Trump Tariffs: The Response to Unfair Chinese Trade Practises and Patent Theft

 Drieu Godefridi

In a world where the global economy bristles with grievances, lamentations and threats, the U.S. tariffs against China arouse anger and incomprehension. Labeled as retrograde protectionism, these tariffs – of up to 145% – are nonetheless defensible in the light of Adam Smith, titan of liberal thought. Far from caricatures, Smith, in The Wealth of Nations (1776), was no zealot of unilateral free trade. His nuances, rooted in pragmatism, offer a surprising reading grid for understanding Republican politics.

China closed

Let’s start by setting the scene. The United States, in imposing these tariffs, aims to rebalance a Sino-American trade relationship that it deems iniquitous: an abysmal trade deficit ($400 billion in 2018, before the first tariffs), systematic and even systemic theft of intellectual property by Beijing, and a worrying strategic dependence for key sectors such as steel or semiconductors.

Purists cry scandal, invoking free trade and peace through commerce. But what is Adam Smith really saying?

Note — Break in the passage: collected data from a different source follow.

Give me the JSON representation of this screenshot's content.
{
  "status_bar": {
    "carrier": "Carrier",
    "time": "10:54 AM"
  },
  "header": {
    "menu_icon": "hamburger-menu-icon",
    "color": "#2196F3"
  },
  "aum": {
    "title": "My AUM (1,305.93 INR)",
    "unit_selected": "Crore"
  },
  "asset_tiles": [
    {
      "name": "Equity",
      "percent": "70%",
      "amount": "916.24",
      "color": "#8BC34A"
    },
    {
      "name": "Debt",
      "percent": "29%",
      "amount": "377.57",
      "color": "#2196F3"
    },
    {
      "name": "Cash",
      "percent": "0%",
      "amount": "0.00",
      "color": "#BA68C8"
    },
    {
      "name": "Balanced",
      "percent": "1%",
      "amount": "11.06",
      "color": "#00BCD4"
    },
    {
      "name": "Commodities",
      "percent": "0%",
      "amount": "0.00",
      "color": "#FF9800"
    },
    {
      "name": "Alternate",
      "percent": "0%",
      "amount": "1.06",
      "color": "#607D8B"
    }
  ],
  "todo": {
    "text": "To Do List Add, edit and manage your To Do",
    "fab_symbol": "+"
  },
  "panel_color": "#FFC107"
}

The author of The Wealth of Nations certainly despised artificial restrictions. Take his criticism of tariffs favoring local monopolies: “To give the monopoly of the home-market to the produce of domestic industry, in any particular art or manufacture, is in some measure to direct private people in what manner they ought to employ their capitals, and must, in almost all cases, be either a useless or a hurtful regulation.” (Book IV, Chapter II). At first glance, U.S. tariffs, by protecting American steel or electronics, for example, are open to criticism. They distort the market, make goods more expensive for the US consumer, and risk diverting capital to less competitive industries. The figures bear this out: tariffs cost around 0.2% of US GDP in 2019, a toll paid by households via higher prices.

First exception: national defense

But Smith did admit exceptions, and the first resonates with US rhetoric: national defense. The Navigation Act, or more precisely the Navigation Acts, refers to a series of laws passed by the British Parliament between 1651 and 1733 to regulate trade within the British Empire. Their aim was to maintain England’s strategic and maritime primacy. Let’s read Smith: “The act of navigation is not favourable to foreign commerce, or to the opulence which can arise from it… As defence, however, is of much more importance than opulence, the act of navigation is, perhaps, the wisest of all the commercial regulations of England.” (Book IV, Chapter II).

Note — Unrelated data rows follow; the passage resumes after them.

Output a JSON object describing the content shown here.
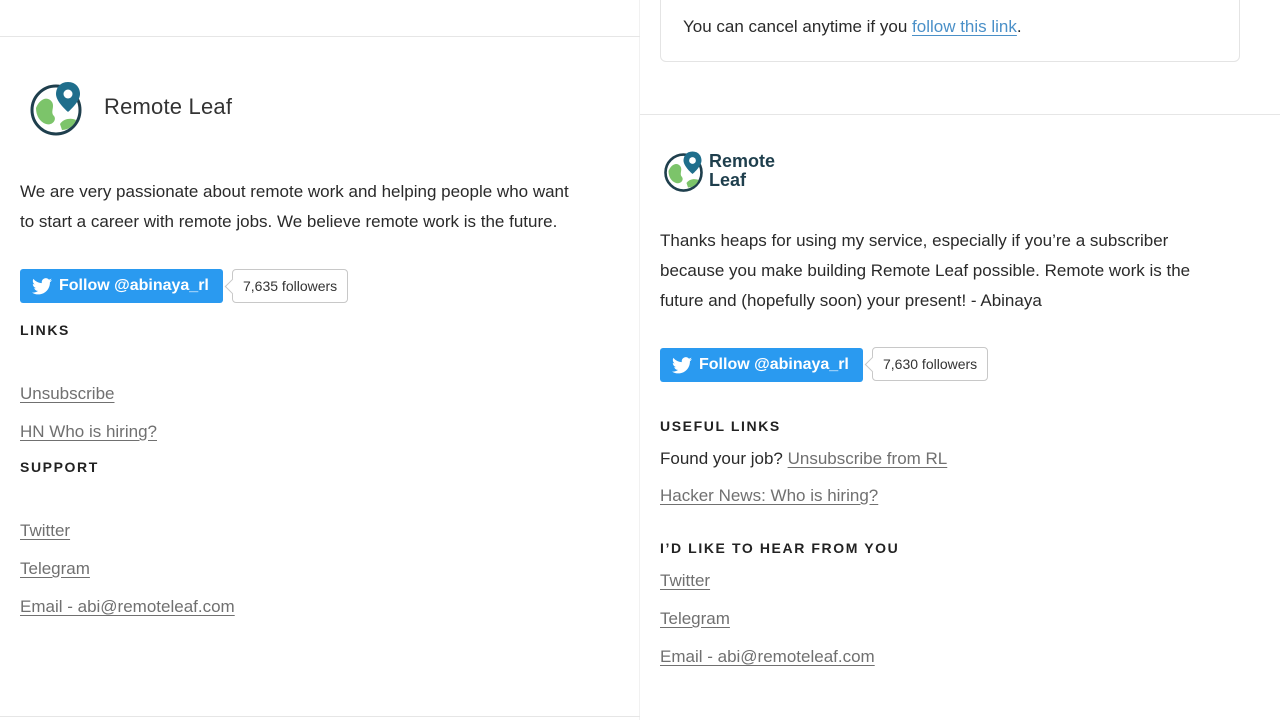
{
  "left": {
    "brand_name": "Remote Leaf",
    "intro_line1": "We are very passionate about remote work and helping people who want",
    "intro_line2": "to start a career with remote jobs. We believe remote work is the future.",
    "follow_label": "Follow @abinaya_rl",
    "followers": "7,635 followers",
    "links_heading": "LINKS",
    "links": [
      "Unsubscribe",
      "HN Who is hiring?"
    ],
    "support_heading": "SUPPORT",
    "support_links": [
      "Twitter",
      "Telegram",
      "Email - abi@remoteleaf.com"
    ]
  },
  "right": {
    "notice_prefix": "You can cancel anytime if you ",
    "notice_link": "follow this link",
    "notice_suffix": ".",
    "brand_line1": "Remote",
    "brand_line2": "Leaf",
    "thanks_line1": "Thanks heaps for using my service, especially if you’re a subscriber",
    "thanks_line2": "because you make building Remote Leaf possible. Remote work is the",
    "thanks_line3": "future and (hopefully soon) your present! - Abinaya",
    "follow_label": "Follow @abinaya_rl",
    "followers": "7,630 followers",
    "useful_heading": "USEFUL LINKS",
    "found_job_text": "Found your job? ",
    "unsubscribe_link": "Unsubscribe from RL",
    "hn_link": "Hacker News: Who is hiring?",
    "hear_heading": "I’D LIKE TO HEAR FROM YOU",
    "contact_links": [
      "Twitter",
      "Telegram",
      "Email - abi@remoteleaf.com"
    ]
  },
  "icons": {
    "logo": "globe-pin-icon",
    "twitter": "twitter-bird-icon"
  },
  "colors": {
    "twitter_blue": "#2a9af0",
    "logo_green": "#7cc46a",
    "logo_teal": "#1f6e8c",
    "logo_dark": "#1f3f4d",
    "link_gray": "#707070",
    "notice_link_blue": "#4a90c8"
  }
}
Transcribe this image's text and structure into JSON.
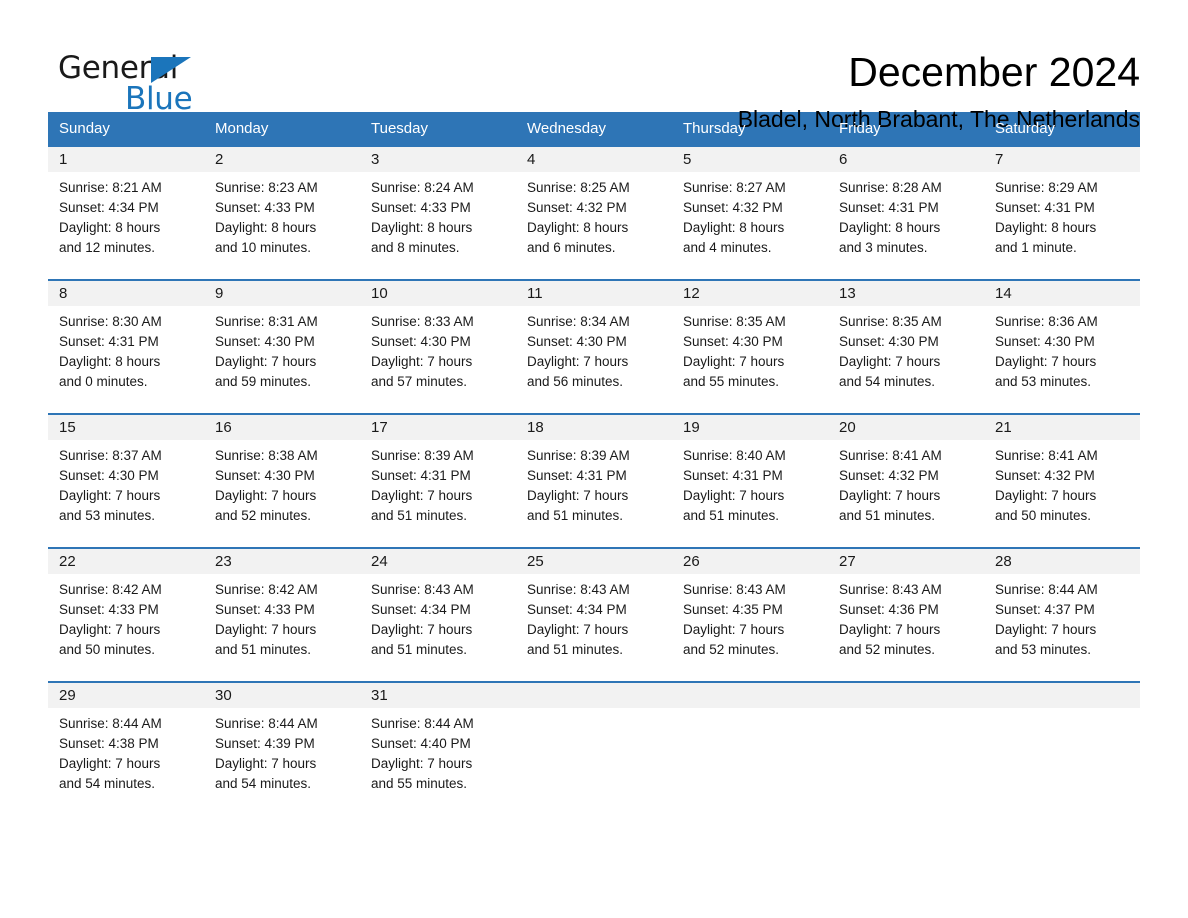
{
  "brand": {
    "name_part1": "General",
    "name_part2": "Blue",
    "accent_color": "#1b75bb"
  },
  "header": {
    "title": "December 2024",
    "subtitle": "Bladel, North Brabant, The Netherlands"
  },
  "theme": {
    "header_blue": "#2e75b6",
    "daynum_band": "#f2f2f2",
    "text": "#1a1a1a"
  },
  "weekday_headers": [
    "Sunday",
    "Monday",
    "Tuesday",
    "Wednesday",
    "Thursday",
    "Friday",
    "Saturday"
  ],
  "weeks": [
    [
      {
        "day": "1",
        "sunrise": "Sunrise: 8:21 AM",
        "sunset": "Sunset: 4:34 PM",
        "daylight_line1": "Daylight: 8 hours",
        "daylight_line2": "and 12 minutes."
      },
      {
        "day": "2",
        "sunrise": "Sunrise: 8:23 AM",
        "sunset": "Sunset: 4:33 PM",
        "daylight_line1": "Daylight: 8 hours",
        "daylight_line2": "and 10 minutes."
      },
      {
        "day": "3",
        "sunrise": "Sunrise: 8:24 AM",
        "sunset": "Sunset: 4:33 PM",
        "daylight_line1": "Daylight: 8 hours",
        "daylight_line2": "and 8 minutes."
      },
      {
        "day": "4",
        "sunrise": "Sunrise: 8:25 AM",
        "sunset": "Sunset: 4:32 PM",
        "daylight_line1": "Daylight: 8 hours",
        "daylight_line2": "and 6 minutes."
      },
      {
        "day": "5",
        "sunrise": "Sunrise: 8:27 AM",
        "sunset": "Sunset: 4:32 PM",
        "daylight_line1": "Daylight: 8 hours",
        "daylight_line2": "and 4 minutes."
      },
      {
        "day": "6",
        "sunrise": "Sunrise: 8:28 AM",
        "sunset": "Sunset: 4:31 PM",
        "daylight_line1": "Daylight: 8 hours",
        "daylight_line2": "and 3 minutes."
      },
      {
        "day": "7",
        "sunrise": "Sunrise: 8:29 AM",
        "sunset": "Sunset: 4:31 PM",
        "daylight_line1": "Daylight: 8 hours",
        "daylight_line2": "and 1 minute."
      }
    ],
    [
      {
        "day": "8",
        "sunrise": "Sunrise: 8:30 AM",
        "sunset": "Sunset: 4:31 PM",
        "daylight_line1": "Daylight: 8 hours",
        "daylight_line2": "and 0 minutes."
      },
      {
        "day": "9",
        "sunrise": "Sunrise: 8:31 AM",
        "sunset": "Sunset: 4:30 PM",
        "daylight_line1": "Daylight: 7 hours",
        "daylight_line2": "and 59 minutes."
      },
      {
        "day": "10",
        "sunrise": "Sunrise: 8:33 AM",
        "sunset": "Sunset: 4:30 PM",
        "daylight_line1": "Daylight: 7 hours",
        "daylight_line2": "and 57 minutes."
      },
      {
        "day": "11",
        "sunrise": "Sunrise: 8:34 AM",
        "sunset": "Sunset: 4:30 PM",
        "daylight_line1": "Daylight: 7 hours",
        "daylight_line2": "and 56 minutes."
      },
      {
        "day": "12",
        "sunrise": "Sunrise: 8:35 AM",
        "sunset": "Sunset: 4:30 PM",
        "daylight_line1": "Daylight: 7 hours",
        "daylight_line2": "and 55 minutes."
      },
      {
        "day": "13",
        "sunrise": "Sunrise: 8:35 AM",
        "sunset": "Sunset: 4:30 PM",
        "daylight_line1": "Daylight: 7 hours",
        "daylight_line2": "and 54 minutes."
      },
      {
        "day": "14",
        "sunrise": "Sunrise: 8:36 AM",
        "sunset": "Sunset: 4:30 PM",
        "daylight_line1": "Daylight: 7 hours",
        "daylight_line2": "and 53 minutes."
      }
    ],
    [
      {
        "day": "15",
        "sunrise": "Sunrise: 8:37 AM",
        "sunset": "Sunset: 4:30 PM",
        "daylight_line1": "Daylight: 7 hours",
        "daylight_line2": "and 53 minutes."
      },
      {
        "day": "16",
        "sunrise": "Sunrise: 8:38 AM",
        "sunset": "Sunset: 4:30 PM",
        "daylight_line1": "Daylight: 7 hours",
        "daylight_line2": "and 52 minutes."
      },
      {
        "day": "17",
        "sunrise": "Sunrise: 8:39 AM",
        "sunset": "Sunset: 4:31 PM",
        "daylight_line1": "Daylight: 7 hours",
        "daylight_line2": "and 51 minutes."
      },
      {
        "day": "18",
        "sunrise": "Sunrise: 8:39 AM",
        "sunset": "Sunset: 4:31 PM",
        "daylight_line1": "Daylight: 7 hours",
        "daylight_line2": "and 51 minutes."
      },
      {
        "day": "19",
        "sunrise": "Sunrise: 8:40 AM",
        "sunset": "Sunset: 4:31 PM",
        "daylight_line1": "Daylight: 7 hours",
        "daylight_line2": "and 51 minutes."
      },
      {
        "day": "20",
        "sunrise": "Sunrise: 8:41 AM",
        "sunset": "Sunset: 4:32 PM",
        "daylight_line1": "Daylight: 7 hours",
        "daylight_line2": "and 51 minutes."
      },
      {
        "day": "21",
        "sunrise": "Sunrise: 8:41 AM",
        "sunset": "Sunset: 4:32 PM",
        "daylight_line1": "Daylight: 7 hours",
        "daylight_line2": "and 50 minutes."
      }
    ],
    [
      {
        "day": "22",
        "sunrise": "Sunrise: 8:42 AM",
        "sunset": "Sunset: 4:33 PM",
        "daylight_line1": "Daylight: 7 hours",
        "daylight_line2": "and 50 minutes."
      },
      {
        "day": "23",
        "sunrise": "Sunrise: 8:42 AM",
        "sunset": "Sunset: 4:33 PM",
        "daylight_line1": "Daylight: 7 hours",
        "daylight_line2": "and 51 minutes."
      },
      {
        "day": "24",
        "sunrise": "Sunrise: 8:43 AM",
        "sunset": "Sunset: 4:34 PM",
        "daylight_line1": "Daylight: 7 hours",
        "daylight_line2": "and 51 minutes."
      },
      {
        "day": "25",
        "sunrise": "Sunrise: 8:43 AM",
        "sunset": "Sunset: 4:34 PM",
        "daylight_line1": "Daylight: 7 hours",
        "daylight_line2": "and 51 minutes."
      },
      {
        "day": "26",
        "sunrise": "Sunrise: 8:43 AM",
        "sunset": "Sunset: 4:35 PM",
        "daylight_line1": "Daylight: 7 hours",
        "daylight_line2": "and 52 minutes."
      },
      {
        "day": "27",
        "sunrise": "Sunrise: 8:43 AM",
        "sunset": "Sunset: 4:36 PM",
        "daylight_line1": "Daylight: 7 hours",
        "daylight_line2": "and 52 minutes."
      },
      {
        "day": "28",
        "sunrise": "Sunrise: 8:44 AM",
        "sunset": "Sunset: 4:37 PM",
        "daylight_line1": "Daylight: 7 hours",
        "daylight_line2": "and 53 minutes."
      }
    ],
    [
      {
        "day": "29",
        "sunrise": "Sunrise: 8:44 AM",
        "sunset": "Sunset: 4:38 PM",
        "daylight_line1": "Daylight: 7 hours",
        "daylight_line2": "and 54 minutes."
      },
      {
        "day": "30",
        "sunrise": "Sunrise: 8:44 AM",
        "sunset": "Sunset: 4:39 PM",
        "daylight_line1": "Daylight: 7 hours",
        "daylight_line2": "and 54 minutes."
      },
      {
        "day": "31",
        "sunrise": "Sunrise: 8:44 AM",
        "sunset": "Sunset: 4:40 PM",
        "daylight_line1": "Daylight: 7 hours",
        "daylight_line2": "and 55 minutes."
      },
      {
        "day": "",
        "sunrise": "",
        "sunset": "",
        "daylight_line1": "",
        "daylight_line2": ""
      },
      {
        "day": "",
        "sunrise": "",
        "sunset": "",
        "daylight_line1": "",
        "daylight_line2": ""
      },
      {
        "day": "",
        "sunrise": "",
        "sunset": "",
        "daylight_line1": "",
        "daylight_line2": ""
      },
      {
        "day": "",
        "sunrise": "",
        "sunset": "",
        "daylight_line1": "",
        "daylight_line2": ""
      }
    ]
  ]
}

Trump’s aim in taxing Chinese steel from 2018 is not just to resurrect American blast furnaces (although the symbol has panache). It’s about reducing dependence on a geopolitical rival whose rise threatens American security. In 2017, China produced 50% of the world’s steel – with an output of around 831 million metric tons out of a global total of around 1.69 billion tons, according to World Steel Association data – often subsidized, crushing competitors with fire-sale prices. If America loses its ability to produce strategic materials, what does it become in the event of conflict? A nation of traders, influencers, and woke whiners? Smith, a pragmatist, would have understood the argument: security takes precedence over short-term advantage.